On September 8, 2014, Shell announced first oil from the Cardamom development. This new subsea system is tied back to the Auger platform. The development includes five new wells and is expected to produce 50,000 barrels of oil equivalent (boe) per day at its peak rate. Since the first production at Auger in 1994, the facility has received several upgrades to process additional production from new discoveries and Cardamom is Auger’s seventh subsea development.
In February 2011 the Cardamom Exploration Plan was the first blue-water well to be approved by the Bureau of Ocean Energy Management, Regulation and Enforcement after the moratorium was lifted. Shell announced its final investment decision to develop the Cardamom field on June 9, 2011.

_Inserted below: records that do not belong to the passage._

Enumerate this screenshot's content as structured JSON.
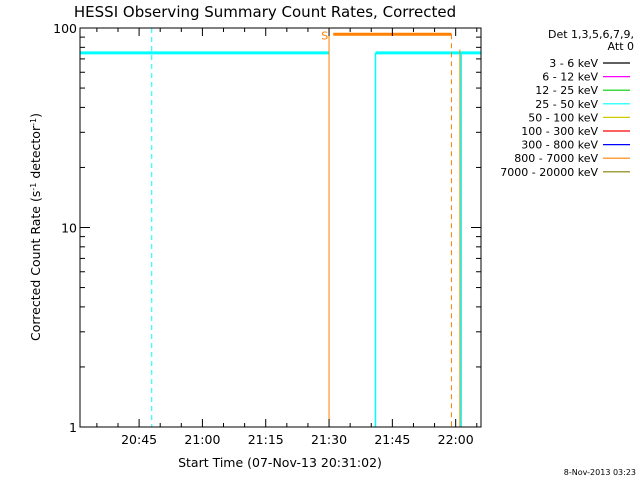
{
  "chart_data": {
    "type": "line",
    "title": "HESSI Observing Summary Count Rates, Corrected",
    "xlabel": "Start Time (07-Nov-13 20:31:02)",
    "ylabel_prefix": "Corrected Count Rate (s",
    "ylabel_sup1": "-1",
    "ylabel_mid": " detector",
    "ylabel_sup2": "-1",
    "ylabel_suffix": ")",
    "x_tick_labels": [
      "20:45",
      "21:00",
      "21:15",
      "21:30",
      "21:45",
      "22:00"
    ],
    "x_tick_minutes": [
      45,
      60,
      75,
      90,
      105,
      120
    ],
    "x_range_minutes": [
      31,
      126
    ],
    "y_scale": "log",
    "y_range": [
      1,
      100
    ],
    "y_tick_labels": [
      "1",
      "10",
      "100"
    ],
    "y_tick_values": [
      1,
      10,
      100
    ],
    "legend": {
      "header_line1": "Det 1,3,5,6,7,9,",
      "header_line2": "Att 0",
      "placement": "right"
    },
    "footer": "8-Nov-2013 03:23",
    "saa_marker": "S",
    "orbit_day_bars": [
      [
        31,
        90
      ],
      [
        101,
        126
      ]
    ],
    "saa_bar": [
      91,
      119
    ],
    "night_lines": [
      [
        90,
        101
      ]
    ],
    "dashed_lines_cyan": [
      48,
      126
    ],
    "dashed_line_orange": 119,
    "series": [
      {
        "name": "3 - 6 keV",
        "color": "#000000"
      },
      {
        "name": "6 - 12 keV",
        "color": "#ff00ff"
      },
      {
        "name": "12 - 25 keV",
        "color": "#00cc00"
      },
      {
        "name": "25 - 50 keV",
        "color": "#00ffff"
      },
      {
        "name": "50 - 100 keV",
        "color": "#cccc00"
      },
      {
        "name": "100 - 300 keV",
        "color": "#ff0000"
      },
      {
        "name": "300 - 800 keV",
        "color": "#0000ff"
      },
      {
        "name": "800 - 7000 keV",
        "color": "#ff8000"
      },
      {
        "name": "7000 - 20000 keV",
        "color": "#808000"
      }
    ]
  }
}
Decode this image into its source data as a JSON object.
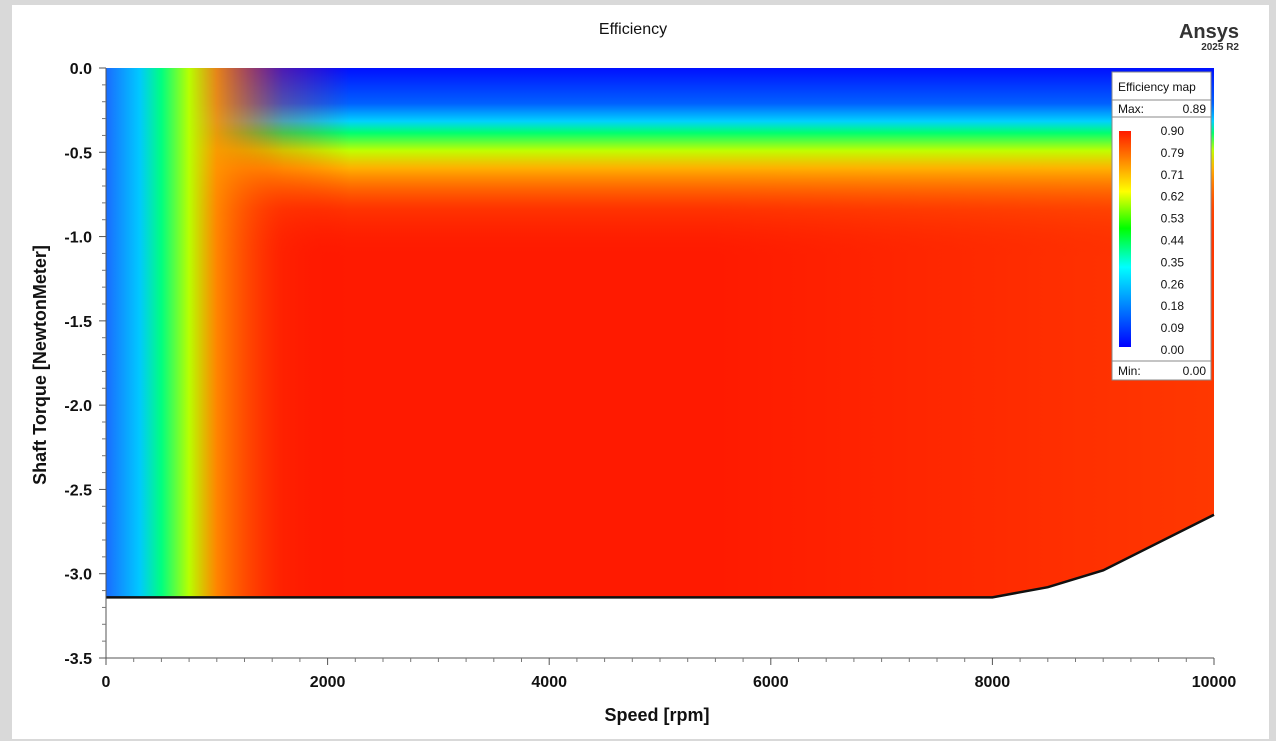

Previously, in March 2010, the Auger 16ST3 well had been drilled to 9,449 metres (31,000 feet) measured depth into the Cardamom deep formation and logged 220 net feet of oil-bearing Miocene-aged sands. Auger 16ST4 was completed up dip of the ST3 and brought onto production on December 31, 2010.
Cardamom uses advanced seismic technology that enables deep-water exploration around the existing Auger structure. The Cardamom reservoir sits beneath think layers of salt in rock more than 6 kilometres below the sea floor and went undetected by conventional seismic surveys. Shell used the latest advancements in seismic technology to discover Cardamom in 2010.
The Cardamom field is approximately 360 kilometres southwest of New Orleans, Louisiana, in water more than 800 metres deep.
Environment and Society
Production from Cardamom flows through the Auger platform, limiting the development’s offshore footprint by using existing infrastructure. The project has provided more jobs for offshore workers.